雪の斜面を目がけて放り投げられる厄年の男性=2月3日、福井県鯖江市尾花町の禅定神社

 厄年の男性を雪山の斜面に放り投げて厄払いする福井県鯖江市尾花町の奇祭「殿上まいり」が2月3日、同町の禅定神社であった。区民ら約70人が参加し、殿上山(標高670メートル)の山頂付近にある神社まで数時間かけて歩いて登った。15人の男性を次々と豪快に投げ、今年一年の無病息災を祈った。

 約400年前から続くとされる伝統行事で、毎年2月の第1日曜に行われる。市の無形民俗文化財に指定されている。

 当番の約10人がしめ縄やもちを用意し、先発隊として午前8時20分ごろ、ふもとを出発した。

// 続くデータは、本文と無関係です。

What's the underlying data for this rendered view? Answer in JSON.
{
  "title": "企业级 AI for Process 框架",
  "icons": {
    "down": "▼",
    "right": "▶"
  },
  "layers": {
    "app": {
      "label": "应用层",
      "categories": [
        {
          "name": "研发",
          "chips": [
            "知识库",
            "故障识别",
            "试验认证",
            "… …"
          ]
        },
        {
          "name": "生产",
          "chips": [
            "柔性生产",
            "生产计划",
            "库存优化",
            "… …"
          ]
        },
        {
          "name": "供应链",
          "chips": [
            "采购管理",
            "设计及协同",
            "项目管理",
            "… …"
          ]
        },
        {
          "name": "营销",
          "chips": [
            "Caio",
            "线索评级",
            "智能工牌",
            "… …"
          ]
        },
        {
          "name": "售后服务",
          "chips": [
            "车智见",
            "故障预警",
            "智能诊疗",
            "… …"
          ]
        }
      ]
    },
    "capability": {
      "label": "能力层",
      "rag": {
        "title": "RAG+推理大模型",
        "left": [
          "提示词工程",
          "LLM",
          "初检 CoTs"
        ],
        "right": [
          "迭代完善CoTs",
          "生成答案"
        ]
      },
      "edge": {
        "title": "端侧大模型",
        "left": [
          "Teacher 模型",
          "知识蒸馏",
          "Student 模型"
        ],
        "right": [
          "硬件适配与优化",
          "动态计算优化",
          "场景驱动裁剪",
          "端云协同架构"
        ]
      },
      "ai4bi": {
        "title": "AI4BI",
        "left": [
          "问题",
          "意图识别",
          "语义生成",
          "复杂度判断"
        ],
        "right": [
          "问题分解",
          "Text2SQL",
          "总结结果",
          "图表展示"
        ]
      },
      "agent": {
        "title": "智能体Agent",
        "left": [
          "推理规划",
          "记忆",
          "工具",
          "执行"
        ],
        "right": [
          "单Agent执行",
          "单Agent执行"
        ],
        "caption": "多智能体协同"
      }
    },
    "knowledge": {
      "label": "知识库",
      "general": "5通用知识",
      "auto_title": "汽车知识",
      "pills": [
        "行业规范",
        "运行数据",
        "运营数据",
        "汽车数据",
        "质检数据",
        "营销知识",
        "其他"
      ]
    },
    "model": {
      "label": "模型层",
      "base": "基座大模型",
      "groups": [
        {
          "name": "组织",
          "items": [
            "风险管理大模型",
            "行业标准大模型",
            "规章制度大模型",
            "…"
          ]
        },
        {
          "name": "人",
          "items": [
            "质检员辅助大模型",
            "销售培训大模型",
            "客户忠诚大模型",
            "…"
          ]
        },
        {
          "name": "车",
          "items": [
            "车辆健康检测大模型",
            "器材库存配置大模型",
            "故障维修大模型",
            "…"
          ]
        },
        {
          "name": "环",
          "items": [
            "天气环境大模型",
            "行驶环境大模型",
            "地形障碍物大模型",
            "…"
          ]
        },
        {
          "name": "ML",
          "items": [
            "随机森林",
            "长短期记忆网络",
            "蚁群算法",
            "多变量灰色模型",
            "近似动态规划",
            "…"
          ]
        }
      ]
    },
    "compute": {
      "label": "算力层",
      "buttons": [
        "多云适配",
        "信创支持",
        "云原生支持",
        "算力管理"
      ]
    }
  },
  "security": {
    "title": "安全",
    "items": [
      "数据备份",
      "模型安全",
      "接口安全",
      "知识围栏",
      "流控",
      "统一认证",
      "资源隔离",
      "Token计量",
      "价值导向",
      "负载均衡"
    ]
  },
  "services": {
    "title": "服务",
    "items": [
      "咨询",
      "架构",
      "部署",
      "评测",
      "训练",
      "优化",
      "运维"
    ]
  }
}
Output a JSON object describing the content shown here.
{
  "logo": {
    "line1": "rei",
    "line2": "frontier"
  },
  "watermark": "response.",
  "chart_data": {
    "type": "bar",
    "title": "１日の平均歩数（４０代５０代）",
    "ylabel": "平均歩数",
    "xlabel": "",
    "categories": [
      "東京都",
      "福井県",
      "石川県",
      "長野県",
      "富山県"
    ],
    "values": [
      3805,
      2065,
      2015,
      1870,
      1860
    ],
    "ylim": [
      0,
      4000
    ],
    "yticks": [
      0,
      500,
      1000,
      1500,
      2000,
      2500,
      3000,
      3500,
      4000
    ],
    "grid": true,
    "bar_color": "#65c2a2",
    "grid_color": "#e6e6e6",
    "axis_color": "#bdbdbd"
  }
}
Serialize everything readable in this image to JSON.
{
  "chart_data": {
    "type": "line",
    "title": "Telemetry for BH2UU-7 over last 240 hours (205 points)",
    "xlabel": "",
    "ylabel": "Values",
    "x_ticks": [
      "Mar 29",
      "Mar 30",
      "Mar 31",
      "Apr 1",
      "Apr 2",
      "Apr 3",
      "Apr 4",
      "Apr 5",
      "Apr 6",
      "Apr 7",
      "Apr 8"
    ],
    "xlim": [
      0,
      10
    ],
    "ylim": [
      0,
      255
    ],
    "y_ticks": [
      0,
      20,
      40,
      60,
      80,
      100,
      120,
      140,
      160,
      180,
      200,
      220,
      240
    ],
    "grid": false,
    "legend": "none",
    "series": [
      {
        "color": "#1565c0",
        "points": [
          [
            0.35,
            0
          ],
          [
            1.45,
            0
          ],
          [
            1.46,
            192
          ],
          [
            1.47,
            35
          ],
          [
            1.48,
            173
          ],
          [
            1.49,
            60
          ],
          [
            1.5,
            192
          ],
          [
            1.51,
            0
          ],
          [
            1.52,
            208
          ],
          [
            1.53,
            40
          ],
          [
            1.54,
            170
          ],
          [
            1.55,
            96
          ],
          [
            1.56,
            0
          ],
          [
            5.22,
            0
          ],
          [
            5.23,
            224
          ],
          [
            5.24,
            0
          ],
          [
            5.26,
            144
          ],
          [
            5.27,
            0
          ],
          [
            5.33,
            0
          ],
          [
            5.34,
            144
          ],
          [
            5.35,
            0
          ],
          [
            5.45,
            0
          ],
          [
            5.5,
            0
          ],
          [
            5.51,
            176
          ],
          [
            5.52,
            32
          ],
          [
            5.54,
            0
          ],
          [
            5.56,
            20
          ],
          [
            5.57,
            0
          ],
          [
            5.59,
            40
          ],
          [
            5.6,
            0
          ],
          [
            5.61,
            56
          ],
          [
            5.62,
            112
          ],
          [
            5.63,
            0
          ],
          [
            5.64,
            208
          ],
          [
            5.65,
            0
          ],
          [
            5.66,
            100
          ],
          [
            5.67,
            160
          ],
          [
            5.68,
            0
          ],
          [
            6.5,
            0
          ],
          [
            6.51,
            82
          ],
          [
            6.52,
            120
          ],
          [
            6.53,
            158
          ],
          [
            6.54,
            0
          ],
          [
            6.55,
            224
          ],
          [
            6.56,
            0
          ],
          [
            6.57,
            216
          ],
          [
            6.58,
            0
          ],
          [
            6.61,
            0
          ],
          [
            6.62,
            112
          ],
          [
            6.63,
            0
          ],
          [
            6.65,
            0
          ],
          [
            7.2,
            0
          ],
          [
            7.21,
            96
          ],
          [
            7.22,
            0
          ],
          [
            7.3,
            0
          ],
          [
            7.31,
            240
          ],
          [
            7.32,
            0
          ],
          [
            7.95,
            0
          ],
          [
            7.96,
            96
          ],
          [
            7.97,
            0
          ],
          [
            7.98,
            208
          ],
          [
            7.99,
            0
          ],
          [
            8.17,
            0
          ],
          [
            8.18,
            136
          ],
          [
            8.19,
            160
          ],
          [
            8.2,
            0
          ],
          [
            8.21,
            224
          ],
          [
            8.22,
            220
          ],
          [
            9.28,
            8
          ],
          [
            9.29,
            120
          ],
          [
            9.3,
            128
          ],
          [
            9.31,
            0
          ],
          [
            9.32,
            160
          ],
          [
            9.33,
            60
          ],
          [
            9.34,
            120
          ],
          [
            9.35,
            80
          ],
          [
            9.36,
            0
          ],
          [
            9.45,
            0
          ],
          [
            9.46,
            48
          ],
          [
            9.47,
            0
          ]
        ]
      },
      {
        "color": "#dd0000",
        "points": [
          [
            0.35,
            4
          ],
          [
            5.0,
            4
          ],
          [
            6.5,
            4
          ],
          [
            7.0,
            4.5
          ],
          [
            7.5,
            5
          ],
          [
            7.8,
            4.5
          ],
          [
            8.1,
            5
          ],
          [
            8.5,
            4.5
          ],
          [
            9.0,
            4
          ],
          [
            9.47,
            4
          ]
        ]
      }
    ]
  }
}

今年は雪が少なかったため、林道を歩いて山頂を目指した。例年は雪深い尾根を、かんじきで踏みつけて登るという。途中2カ所で、ご神木のしめ縄を新しいものに取り換え、同11時ごろ神社に到着した。

 続いて区民らも三々五々、神社に集まった。子どもからお年寄りまで、境内でたき火を囲み、お神酒を回したり、各自が用意してきたおかずを分け合ったりして、談笑しながら味わった。

 場が温まった頃、放り投げが始まった。今年の対象は前厄、本厄、後厄の男性と区長ら計15人。男たちがターゲットを捕まえ「ワッショイ、ワッショイ」と2度胴上げした後、3度目の「ワッショイ」で境内横の斜面に向け思い切り投げた。10メートルほど滑り落ちる人もいた。

 最後にもちまきで締めくくった。本厄の男性(40)は「子どもの頃から慣れ親しんだ行事で、ここで投げてもらわないと厄払いにならない。ありがたいです」と笑顔で話した。